National Night Out block parties and cookouts are held across the country, US territories, and in military bases in the beginning of August, to help develop neighborhood camaraderie and develop positive relations between communities and law enforcement.
Point Reyes Station holds one every year in front of the Arthur Disterheft Public Safety building, and this year’s celebration — complete with a barbecue, ice cream, and a band — was held Tuesday. Pictured center-left in sunglasses is Marin County Fire Dept. Battalion Chief Bret McTigue. In khaki (and a mustache) to the right is Marin Sheriff’s Sergeant and Public Information Officer Brenton Schneider.

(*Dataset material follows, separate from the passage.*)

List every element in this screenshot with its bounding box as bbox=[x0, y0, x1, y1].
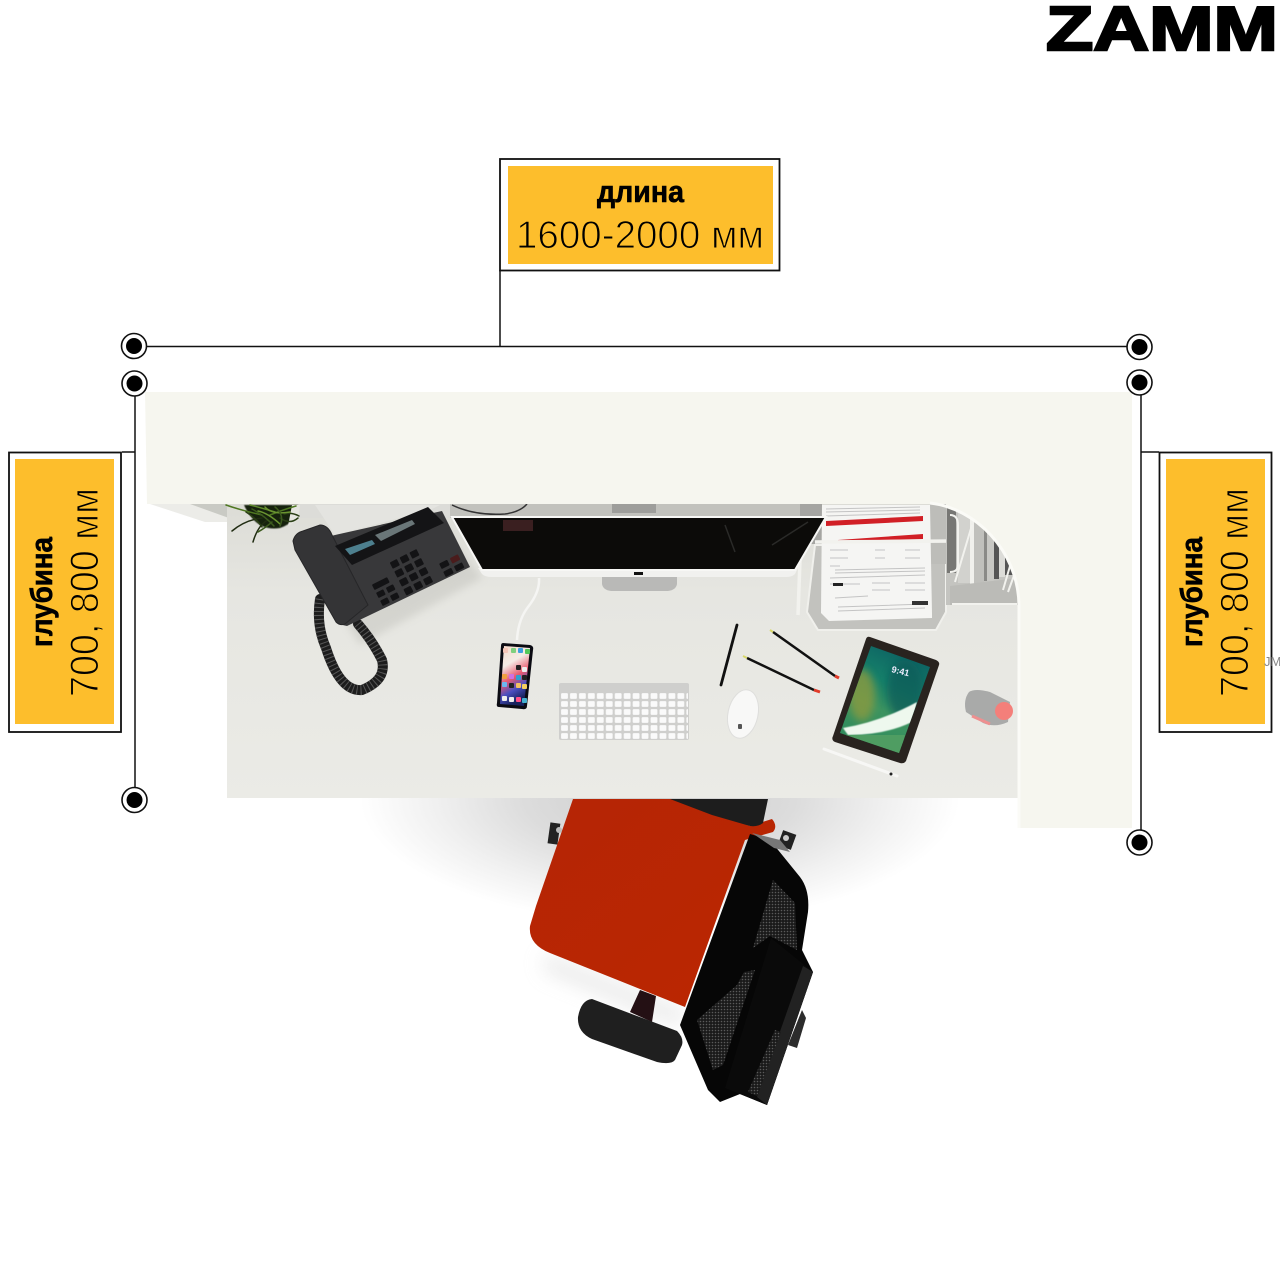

Several county fire department personnel, including Battalion Chief Bret McTigue, standing behind the Hog Island Oyster grill were on hand. The barbecues were set up in front of the public safety building, which houses the Point Reyes Station firehouse and the sheriff’s substation.
On a more serious note, last reports were that the Marin County Fire Department sent crews running five fire engines and a bulldozer to help fight the McKinney Fire, northwest of Yreka in Siskiyou County. We wish all first responders a safe return. The wildfire started Friday, July 29, and has now grown to almost 59,000 acres with only 10 percent containment. There have been four deaths of residents.
Lineup of community members (L to R): Ron Wagner, my wife Lynn Axelrod, Tom Quinn, Ken Levin, Jeri Quinn. Ron is perusing disaster readiness info at Lynn’s table. Lynn is coordinator of the Point Reyes Disaster Council. (Photo by Rhonda Kutter)
Cindy Morris of Point Reyes Station and Supervisor Dennis Rodoni hold up some disaster readiness information. More is available at pointreyesdisastercouncil.org.
The free barbecue drew a large crowd of West Marin residents and lasted until 8 p.m. If you missed it, be sure to attend the one next summer.